Seamon walked over to the gymnasium to get the fighter ready for his sparring exhibition, and after a while Colonel Stingo and I followed him. When we got to the dressing room, Louis was sitting on the rubbing table while Seamon prepared his hands—bandages, gauze, and flat sponge-rubber pads over the knuckles, and then adhesive tape to hold the structure in place. Seamon said, “Joe, this is Colonel Stingo.
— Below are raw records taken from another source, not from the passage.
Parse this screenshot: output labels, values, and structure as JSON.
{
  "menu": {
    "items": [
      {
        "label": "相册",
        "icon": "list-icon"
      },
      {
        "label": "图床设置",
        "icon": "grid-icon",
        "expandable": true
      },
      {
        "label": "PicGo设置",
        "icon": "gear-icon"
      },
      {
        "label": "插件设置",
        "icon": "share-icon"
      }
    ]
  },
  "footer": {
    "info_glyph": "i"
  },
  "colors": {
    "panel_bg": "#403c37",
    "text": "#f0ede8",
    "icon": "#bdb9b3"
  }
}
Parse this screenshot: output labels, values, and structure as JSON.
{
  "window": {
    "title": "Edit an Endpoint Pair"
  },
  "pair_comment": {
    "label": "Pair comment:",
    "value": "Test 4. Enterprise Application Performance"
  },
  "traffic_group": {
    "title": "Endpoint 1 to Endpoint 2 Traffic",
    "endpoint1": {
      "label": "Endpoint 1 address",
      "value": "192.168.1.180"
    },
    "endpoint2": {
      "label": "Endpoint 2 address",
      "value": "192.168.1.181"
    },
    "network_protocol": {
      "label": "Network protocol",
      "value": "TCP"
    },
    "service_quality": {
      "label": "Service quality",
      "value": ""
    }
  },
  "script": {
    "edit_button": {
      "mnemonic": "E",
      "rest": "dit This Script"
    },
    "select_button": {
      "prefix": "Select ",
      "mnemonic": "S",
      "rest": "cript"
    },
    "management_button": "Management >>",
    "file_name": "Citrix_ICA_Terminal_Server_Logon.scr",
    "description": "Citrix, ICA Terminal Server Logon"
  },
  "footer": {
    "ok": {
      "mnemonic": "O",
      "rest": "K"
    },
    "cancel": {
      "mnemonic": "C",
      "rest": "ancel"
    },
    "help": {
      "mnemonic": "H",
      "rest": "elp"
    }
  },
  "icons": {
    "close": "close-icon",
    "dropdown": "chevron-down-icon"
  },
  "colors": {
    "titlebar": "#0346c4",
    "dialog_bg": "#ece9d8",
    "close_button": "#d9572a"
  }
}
He is seventy-eight years old and he wants to work a couple of rounds with you.” Louis looked down at the Colonel and couldn’t at the moment think of anything to say except “Glad to meet you.” I reminded Louis that he and I had last met in Frisco’s, a drinking club on Sackville Street, in London, during the war, and he said, “That man once charged me sixteen dollars for a pint of gin.” With us in the dressing room was a slender colored man named Reed, a friend of Louis’s who had evidently been a patron of Frisco’s at the same time, and he joined in the conversation to say he had once paid a cabby three pounds and six shillings to drive him to Frisco’s from a few streets away. “‘Three-and-six,’ the man said,” Reed recalled. “So I gave him three pounds and six shillings, and then I reached in my pocket and all I had left was a ten-shilling note, so I gave it to him for a tip. I didn’t know if it was enough. That was my first time on leave in London.” Louis began to laugh. “That was a pretty good tip,” he said. “Two dollars for a seventy-cent ride that you already paid him nearly fifteen bucks for.”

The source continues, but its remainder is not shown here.